Humans.txt is a fun initiative where we can introduce the people behind our website, inform what technologies and standards we follow and provide acknowledgements and greetings for the humans who build the website.

/* Team */
Engineer: Marco Martins
/* Technology */
Elm, Terraform, Nix

The humans.txt file does not have a defined structure behind, and it can have many formats and different information as it is a file from humans to humans.

elm-robots-humans

elm-robots-humans is an Elm package that allows us to write robots.txt and humans.txt file contents in a structured and typed manner.

The Robots module exposes multiple functions and types that allows us to write policies per user-agent with all the needed directives.

robots: String
robots =
Robots.robots
{ sitemap = Robots.SingleValue "/sitemap.xml"
, host = "https://marcodaniels.com"
, policies =
[ Robots.policy
{ userAgent = Robots.SingleValue "*"
, allow = Just (Robots.SingleValue "*")
, disallow = Nothing
} |> Robots.withCrawlDelay 120
]
}

Because some properties (sitemap, userAgent, allow, disallow) can be single or multiple valued string entry we use a Value custom type that allows us to be more expressive about our policy needs. The example above will generate the following string:

User-agent: *
Allow: *
Crawl-delay: 120
Sitemap: /sitemap.xml
Host: https://marcodaniels.com

For the humans.txt side the Humans module allow us to write each "section" with just headline and content:

humans: String
humans =
Humans.humans
[ { headline = "Team"
, content = [ "Engineer: Marco Martins" ]
}
, { headline = "Technology"
, content = [ "Elm, Terraform, Nix" ]
}
]

Since the humans.txt content does not require much structure, this allows us to make sure we have an easy way to create humans content.
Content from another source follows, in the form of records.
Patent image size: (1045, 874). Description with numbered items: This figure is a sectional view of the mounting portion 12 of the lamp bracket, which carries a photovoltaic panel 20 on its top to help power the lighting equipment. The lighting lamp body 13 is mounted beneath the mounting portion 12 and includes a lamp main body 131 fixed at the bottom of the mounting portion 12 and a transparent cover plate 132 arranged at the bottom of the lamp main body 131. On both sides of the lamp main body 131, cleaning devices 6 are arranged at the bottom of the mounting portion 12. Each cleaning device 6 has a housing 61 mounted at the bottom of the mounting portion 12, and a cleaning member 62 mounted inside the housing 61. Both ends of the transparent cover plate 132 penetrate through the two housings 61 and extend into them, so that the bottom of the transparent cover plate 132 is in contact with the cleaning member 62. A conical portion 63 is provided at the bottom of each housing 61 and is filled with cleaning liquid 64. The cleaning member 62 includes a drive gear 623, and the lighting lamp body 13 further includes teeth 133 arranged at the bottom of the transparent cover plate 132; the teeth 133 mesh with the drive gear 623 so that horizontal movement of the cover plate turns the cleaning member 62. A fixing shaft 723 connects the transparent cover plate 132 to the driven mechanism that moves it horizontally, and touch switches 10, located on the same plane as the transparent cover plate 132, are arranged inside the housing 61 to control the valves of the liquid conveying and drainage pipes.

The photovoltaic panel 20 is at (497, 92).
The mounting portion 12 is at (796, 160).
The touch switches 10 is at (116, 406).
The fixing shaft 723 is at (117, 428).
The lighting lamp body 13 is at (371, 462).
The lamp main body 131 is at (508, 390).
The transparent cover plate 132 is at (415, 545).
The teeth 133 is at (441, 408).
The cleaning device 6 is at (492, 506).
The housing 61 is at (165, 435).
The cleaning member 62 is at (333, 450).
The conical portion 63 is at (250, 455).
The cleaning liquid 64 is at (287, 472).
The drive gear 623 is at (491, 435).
The example would generate the string:

/* Team */
Engineer: Marco Martins
/* Technology */
Elm, Terraform, Nix

You're still here?

Thank you so much for reading this!

Go ahead and check the elm-robots-humans package and its source code in GitHub.

You can also see it in action in this website at /robots.txt and the respective source code in Github.

Until then!